Les études évolutives ont montré que certains caractères ont évolué pour se transformer. C'est le cas de la nageoire des poissons qui s'est transformée en membre marcheur chez les tétrapodes, comme les humains. La classification classique, en utilisant le caractère « nageoire », exclut les humains du groupe qui présente des nageoires, alors que ce caractère est présent mais sous une forme évoluée. C'est la même chose si on utilise des caractères ancestraux tels que la présence d'écailles (qui ont disparu chez certaines espèces) ou la forme hydrodynamique du corps. En utilisant les caractères les plus visibles, la classification classique ne permet pas d'estimer correctement les degrés de parenté entre espèces. Cette classification est toutefois utile aux reconnaissances d'espèces par des clés de détermination, ou pour la gestion de collections biologiques.
Organisation en clades
Chaque groupe ou clade doit répondre à une même définition : un clade comprend tous les descendants d'un ancêtre et l'ancêtre lui-même. On parle aussi de groupe monophylétique. Ainsi, des espèces d'un même clade seront toujours plus proches entre elles que d'une autre espèce extérieure à ce clade. Ce n'est pas le cas avec certains groupes de la classification classique, comme les poissons, qui ne forment pas un clade.

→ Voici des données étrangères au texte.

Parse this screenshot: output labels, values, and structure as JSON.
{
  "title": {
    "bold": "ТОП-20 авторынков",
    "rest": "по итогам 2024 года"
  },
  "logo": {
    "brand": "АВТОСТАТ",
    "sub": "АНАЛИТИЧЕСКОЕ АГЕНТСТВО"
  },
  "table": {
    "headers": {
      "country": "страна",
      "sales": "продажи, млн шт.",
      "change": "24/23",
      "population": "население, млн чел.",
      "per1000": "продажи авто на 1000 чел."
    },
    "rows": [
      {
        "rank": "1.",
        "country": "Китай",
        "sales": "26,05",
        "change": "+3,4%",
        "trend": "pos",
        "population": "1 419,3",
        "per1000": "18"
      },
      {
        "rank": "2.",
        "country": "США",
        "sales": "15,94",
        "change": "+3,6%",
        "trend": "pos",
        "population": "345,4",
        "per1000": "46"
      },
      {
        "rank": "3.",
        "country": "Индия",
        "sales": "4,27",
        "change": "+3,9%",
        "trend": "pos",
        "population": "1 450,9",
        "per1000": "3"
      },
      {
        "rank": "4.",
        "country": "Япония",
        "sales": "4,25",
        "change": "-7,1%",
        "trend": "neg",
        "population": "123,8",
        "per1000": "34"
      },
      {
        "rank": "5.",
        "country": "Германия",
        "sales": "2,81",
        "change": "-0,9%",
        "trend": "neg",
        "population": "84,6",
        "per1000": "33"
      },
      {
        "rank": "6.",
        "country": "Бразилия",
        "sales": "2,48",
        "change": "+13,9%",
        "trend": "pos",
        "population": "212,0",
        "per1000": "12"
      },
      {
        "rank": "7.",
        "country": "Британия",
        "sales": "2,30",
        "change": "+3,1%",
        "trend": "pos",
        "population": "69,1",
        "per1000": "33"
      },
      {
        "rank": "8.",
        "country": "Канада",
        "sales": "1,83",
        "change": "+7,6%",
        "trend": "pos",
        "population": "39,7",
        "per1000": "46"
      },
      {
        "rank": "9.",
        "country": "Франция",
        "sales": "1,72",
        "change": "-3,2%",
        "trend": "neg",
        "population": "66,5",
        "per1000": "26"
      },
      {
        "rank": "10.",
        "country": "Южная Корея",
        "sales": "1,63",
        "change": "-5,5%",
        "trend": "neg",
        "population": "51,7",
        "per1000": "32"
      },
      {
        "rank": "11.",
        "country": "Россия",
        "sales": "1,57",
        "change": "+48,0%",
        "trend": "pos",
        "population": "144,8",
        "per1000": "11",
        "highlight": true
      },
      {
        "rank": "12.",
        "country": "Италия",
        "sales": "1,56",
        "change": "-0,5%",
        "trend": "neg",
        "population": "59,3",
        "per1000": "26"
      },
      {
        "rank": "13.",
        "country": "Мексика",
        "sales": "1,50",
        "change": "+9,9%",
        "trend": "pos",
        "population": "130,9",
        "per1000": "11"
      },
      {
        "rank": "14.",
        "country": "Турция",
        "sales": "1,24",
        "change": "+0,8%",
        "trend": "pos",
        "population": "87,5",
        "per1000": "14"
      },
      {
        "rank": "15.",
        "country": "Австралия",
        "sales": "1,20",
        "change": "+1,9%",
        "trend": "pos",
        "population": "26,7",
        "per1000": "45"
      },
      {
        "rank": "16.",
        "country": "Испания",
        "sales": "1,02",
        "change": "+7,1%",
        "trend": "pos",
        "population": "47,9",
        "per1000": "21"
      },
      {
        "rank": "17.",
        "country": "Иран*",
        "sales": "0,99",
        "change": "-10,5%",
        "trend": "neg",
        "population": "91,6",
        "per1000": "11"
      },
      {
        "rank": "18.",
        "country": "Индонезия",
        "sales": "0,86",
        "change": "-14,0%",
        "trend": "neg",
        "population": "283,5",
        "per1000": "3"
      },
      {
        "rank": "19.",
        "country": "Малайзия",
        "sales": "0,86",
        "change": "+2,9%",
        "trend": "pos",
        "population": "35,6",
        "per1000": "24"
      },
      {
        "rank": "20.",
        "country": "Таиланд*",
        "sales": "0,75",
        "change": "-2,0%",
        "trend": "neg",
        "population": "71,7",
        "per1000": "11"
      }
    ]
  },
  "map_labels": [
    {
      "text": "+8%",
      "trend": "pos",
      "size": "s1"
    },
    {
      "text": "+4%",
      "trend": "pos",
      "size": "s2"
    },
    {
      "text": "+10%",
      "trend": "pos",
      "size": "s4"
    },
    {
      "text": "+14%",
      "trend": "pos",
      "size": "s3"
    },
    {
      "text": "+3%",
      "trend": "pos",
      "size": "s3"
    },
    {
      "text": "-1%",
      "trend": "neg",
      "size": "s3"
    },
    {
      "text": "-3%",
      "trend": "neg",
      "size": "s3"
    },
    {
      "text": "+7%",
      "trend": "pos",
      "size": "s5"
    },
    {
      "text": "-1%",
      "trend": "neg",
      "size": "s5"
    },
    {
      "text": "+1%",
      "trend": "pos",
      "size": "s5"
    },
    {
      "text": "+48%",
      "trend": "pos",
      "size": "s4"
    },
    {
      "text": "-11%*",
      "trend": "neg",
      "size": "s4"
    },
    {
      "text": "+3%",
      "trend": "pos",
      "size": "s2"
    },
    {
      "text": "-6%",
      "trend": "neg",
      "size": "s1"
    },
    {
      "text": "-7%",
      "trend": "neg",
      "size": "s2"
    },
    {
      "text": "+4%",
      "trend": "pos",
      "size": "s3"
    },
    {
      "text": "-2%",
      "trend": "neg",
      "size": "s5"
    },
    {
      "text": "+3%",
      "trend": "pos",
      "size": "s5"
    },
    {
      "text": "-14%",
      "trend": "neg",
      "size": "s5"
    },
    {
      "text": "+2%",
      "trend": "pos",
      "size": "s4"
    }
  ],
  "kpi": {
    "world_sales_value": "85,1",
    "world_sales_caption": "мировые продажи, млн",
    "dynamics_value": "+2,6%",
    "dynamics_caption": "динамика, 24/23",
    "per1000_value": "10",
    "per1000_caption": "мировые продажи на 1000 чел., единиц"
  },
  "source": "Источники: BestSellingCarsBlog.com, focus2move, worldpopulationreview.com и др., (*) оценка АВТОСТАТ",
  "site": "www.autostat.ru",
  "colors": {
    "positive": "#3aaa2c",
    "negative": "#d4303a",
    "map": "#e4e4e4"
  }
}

Certains groupes, comme les mammifères, présents dans la classification classique, constituent bien des clades ; ces groupes ont été conservés dans la classification phylogénétique. Les représentants d'un clade présentent au moins un caractère dérivé propre à tout le groupe, comme la présence de mamelles pour les mammifères. Ce n'est pas le cas des poissons, des reptiles, qui présentent des caractères ancestraux, et des caractères dérivés (évolués), mais qui ne leur sont pas exclusifs (exemple : la présence de doigts pour les reptiles). Un caractère dérivé a été hérité d'un même ancêtre commun.

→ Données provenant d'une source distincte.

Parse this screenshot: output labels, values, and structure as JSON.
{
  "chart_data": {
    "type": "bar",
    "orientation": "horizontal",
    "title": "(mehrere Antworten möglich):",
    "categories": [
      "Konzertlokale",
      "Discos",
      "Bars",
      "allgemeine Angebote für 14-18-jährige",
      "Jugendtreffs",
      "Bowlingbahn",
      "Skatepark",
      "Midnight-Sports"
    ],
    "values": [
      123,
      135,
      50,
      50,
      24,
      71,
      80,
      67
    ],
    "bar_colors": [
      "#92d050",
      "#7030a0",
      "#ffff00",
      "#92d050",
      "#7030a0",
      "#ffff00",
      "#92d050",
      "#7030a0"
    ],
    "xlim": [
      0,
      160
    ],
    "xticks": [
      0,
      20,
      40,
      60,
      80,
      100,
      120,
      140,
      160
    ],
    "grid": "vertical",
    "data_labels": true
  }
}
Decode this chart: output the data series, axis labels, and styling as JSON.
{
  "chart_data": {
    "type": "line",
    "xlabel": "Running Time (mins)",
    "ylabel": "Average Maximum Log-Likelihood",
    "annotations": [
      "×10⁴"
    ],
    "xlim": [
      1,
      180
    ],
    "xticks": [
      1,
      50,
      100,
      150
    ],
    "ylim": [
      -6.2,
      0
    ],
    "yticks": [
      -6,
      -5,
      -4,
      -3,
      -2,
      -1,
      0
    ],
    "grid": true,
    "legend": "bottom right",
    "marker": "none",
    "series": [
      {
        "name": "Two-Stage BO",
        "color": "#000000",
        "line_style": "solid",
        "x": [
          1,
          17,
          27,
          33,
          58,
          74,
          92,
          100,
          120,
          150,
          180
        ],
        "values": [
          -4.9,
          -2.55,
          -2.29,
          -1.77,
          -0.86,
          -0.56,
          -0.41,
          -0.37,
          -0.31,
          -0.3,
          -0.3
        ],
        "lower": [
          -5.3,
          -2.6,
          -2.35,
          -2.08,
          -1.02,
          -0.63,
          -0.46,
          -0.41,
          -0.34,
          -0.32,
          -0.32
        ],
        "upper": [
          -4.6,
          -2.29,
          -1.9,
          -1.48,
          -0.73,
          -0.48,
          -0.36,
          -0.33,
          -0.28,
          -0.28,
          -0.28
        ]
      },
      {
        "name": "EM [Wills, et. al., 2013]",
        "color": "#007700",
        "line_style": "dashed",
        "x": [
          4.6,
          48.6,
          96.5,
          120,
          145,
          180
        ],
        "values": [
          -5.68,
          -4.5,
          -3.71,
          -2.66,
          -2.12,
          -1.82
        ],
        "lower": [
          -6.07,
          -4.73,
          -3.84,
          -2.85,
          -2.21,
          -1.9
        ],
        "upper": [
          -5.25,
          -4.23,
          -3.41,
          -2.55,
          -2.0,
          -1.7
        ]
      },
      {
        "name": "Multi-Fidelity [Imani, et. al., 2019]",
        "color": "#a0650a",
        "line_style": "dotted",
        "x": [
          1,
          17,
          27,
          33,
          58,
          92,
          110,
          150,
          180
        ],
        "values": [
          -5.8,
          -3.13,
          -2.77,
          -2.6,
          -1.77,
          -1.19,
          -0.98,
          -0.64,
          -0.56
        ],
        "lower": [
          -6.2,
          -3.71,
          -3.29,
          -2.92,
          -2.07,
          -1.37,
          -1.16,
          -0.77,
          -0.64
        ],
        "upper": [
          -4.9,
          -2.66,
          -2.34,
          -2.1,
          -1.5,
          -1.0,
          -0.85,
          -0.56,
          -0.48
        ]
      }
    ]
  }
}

La systématique moderne prend en compte tous les caractères héritables et même les pertes secondaires de caractère, pertes secondaires que l'embryologie, par exemple, peut mettre en lumière. Les caractères vont de ce qui est visible (anatomie et morphologie, fondement de la classification traditionnelle) jusqu'aux séquences d'ADN et d'ARN, en passant par les protéines et les données de la paléontologie. Le séquençage de certaines parties du génome, comme le génome mitochondrial ou l'ARN ribosomique a permis, dans les dernières années, de faire des progrès importants dans la classification et de résoudre maints problèmes séculaires[20].

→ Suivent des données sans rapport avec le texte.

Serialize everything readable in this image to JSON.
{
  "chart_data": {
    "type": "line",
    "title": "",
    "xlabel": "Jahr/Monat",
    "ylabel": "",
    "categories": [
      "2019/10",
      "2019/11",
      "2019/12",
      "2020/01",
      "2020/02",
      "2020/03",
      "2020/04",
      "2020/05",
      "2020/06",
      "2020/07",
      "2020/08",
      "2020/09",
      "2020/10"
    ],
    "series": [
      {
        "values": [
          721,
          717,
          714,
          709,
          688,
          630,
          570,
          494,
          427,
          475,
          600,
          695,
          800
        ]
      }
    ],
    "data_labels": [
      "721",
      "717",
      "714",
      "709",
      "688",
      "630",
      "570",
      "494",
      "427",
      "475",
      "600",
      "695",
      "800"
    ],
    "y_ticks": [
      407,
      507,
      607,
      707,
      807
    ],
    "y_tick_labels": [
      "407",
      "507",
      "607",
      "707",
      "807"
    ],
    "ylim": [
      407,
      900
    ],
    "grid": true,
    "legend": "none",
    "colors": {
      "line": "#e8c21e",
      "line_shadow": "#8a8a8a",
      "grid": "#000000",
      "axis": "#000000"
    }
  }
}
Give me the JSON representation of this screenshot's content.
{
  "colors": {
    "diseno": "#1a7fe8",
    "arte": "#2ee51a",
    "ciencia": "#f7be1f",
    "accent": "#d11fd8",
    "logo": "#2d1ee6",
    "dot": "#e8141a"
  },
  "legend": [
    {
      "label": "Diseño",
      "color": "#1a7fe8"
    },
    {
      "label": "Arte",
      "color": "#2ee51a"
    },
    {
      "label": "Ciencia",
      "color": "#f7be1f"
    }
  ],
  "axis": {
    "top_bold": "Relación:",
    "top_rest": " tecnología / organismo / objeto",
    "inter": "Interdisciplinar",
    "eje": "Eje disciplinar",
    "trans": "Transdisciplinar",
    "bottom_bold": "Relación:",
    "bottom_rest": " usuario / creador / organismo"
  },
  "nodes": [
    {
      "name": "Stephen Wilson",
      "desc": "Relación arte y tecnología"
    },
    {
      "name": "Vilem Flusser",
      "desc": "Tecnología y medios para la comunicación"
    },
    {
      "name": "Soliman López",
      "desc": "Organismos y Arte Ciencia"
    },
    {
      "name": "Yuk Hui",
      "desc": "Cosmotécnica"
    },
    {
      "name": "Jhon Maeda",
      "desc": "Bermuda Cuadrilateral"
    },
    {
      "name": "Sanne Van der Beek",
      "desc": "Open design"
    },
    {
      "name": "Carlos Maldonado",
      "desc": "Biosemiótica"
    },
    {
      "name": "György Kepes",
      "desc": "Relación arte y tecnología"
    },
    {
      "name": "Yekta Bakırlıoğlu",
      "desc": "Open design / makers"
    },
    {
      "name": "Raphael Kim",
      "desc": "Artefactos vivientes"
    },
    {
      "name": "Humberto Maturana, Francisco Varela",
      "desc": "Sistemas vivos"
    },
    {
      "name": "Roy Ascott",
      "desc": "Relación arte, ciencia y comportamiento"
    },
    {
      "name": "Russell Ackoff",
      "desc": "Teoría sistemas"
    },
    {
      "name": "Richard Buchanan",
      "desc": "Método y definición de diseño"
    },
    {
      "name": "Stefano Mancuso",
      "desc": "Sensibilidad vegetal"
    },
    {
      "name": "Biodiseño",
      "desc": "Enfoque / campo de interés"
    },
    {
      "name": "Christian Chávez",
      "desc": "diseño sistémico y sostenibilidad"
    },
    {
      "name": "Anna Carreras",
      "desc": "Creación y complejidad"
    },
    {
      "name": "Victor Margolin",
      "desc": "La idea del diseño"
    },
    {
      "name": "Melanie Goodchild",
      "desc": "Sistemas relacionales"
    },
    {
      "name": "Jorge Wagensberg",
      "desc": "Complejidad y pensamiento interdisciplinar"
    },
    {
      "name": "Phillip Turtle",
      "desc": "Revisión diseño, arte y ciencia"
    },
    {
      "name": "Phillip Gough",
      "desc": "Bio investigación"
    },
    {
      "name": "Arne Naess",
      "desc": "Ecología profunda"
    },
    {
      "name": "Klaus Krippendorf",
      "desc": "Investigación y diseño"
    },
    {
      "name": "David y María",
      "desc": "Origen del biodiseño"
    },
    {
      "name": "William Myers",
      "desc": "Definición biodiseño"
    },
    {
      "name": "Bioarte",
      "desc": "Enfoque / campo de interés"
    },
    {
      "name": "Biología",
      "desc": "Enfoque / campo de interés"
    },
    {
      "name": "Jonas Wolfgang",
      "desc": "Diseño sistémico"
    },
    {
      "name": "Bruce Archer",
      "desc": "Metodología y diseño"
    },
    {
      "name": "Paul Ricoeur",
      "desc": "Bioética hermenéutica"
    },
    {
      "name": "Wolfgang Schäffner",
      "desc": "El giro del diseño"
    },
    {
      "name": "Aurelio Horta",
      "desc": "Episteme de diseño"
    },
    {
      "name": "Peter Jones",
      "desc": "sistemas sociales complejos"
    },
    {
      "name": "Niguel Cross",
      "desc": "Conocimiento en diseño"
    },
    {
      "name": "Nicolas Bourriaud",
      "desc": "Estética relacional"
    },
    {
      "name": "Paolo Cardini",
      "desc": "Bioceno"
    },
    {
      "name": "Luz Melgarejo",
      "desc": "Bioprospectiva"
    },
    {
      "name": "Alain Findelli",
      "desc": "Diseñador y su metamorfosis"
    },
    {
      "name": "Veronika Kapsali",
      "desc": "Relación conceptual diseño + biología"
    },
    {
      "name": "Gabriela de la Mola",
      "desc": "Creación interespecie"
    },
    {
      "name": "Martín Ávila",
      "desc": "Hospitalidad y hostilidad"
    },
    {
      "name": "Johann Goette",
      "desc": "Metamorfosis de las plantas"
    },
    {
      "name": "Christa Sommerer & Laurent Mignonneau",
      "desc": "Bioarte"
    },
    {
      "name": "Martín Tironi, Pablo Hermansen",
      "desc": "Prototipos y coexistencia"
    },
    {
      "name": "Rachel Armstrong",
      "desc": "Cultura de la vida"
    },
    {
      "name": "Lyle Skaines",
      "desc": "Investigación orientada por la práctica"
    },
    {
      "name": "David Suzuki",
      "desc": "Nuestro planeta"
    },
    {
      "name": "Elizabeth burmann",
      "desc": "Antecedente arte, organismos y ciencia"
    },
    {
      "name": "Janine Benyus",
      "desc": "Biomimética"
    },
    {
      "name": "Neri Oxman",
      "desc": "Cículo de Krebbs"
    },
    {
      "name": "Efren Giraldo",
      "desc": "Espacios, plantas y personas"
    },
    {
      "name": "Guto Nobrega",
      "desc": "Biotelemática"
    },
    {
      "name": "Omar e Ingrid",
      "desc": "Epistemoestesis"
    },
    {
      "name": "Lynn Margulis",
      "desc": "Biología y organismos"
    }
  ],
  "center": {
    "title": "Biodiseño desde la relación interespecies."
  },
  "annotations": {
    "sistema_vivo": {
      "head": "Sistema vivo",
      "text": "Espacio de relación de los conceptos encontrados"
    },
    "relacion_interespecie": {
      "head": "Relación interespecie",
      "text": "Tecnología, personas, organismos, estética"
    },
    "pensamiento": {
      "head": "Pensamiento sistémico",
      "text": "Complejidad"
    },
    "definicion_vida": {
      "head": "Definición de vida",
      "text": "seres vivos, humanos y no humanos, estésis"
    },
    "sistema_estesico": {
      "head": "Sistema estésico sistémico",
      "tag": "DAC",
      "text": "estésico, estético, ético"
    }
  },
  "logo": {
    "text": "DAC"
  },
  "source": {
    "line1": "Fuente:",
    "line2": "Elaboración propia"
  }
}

Oiseaux et mammifères sont donc définis selon leurs propres synapomorphies. Comme la construction de la classification se fait en subordonnant les taxons les uns aux autres, il en résulte une organisation en forme d'arbre, où le vivant dans son ensemble est représenté par le tronc de l'arbre. Le tronc se divise en branches subdivisées en d'autres branches. Chacune de ces branches, appelées « clades » (du grecκλάδος, klados, « branche »), est un taxon disposant d'au moins une synapomorphie qui le caractérise et qui le rend valable au sein de la classification. Les points d'où bourgeonnent les branches les unes à partir des autres, les « nœuds », représentent les ancêtres de chaque groupe.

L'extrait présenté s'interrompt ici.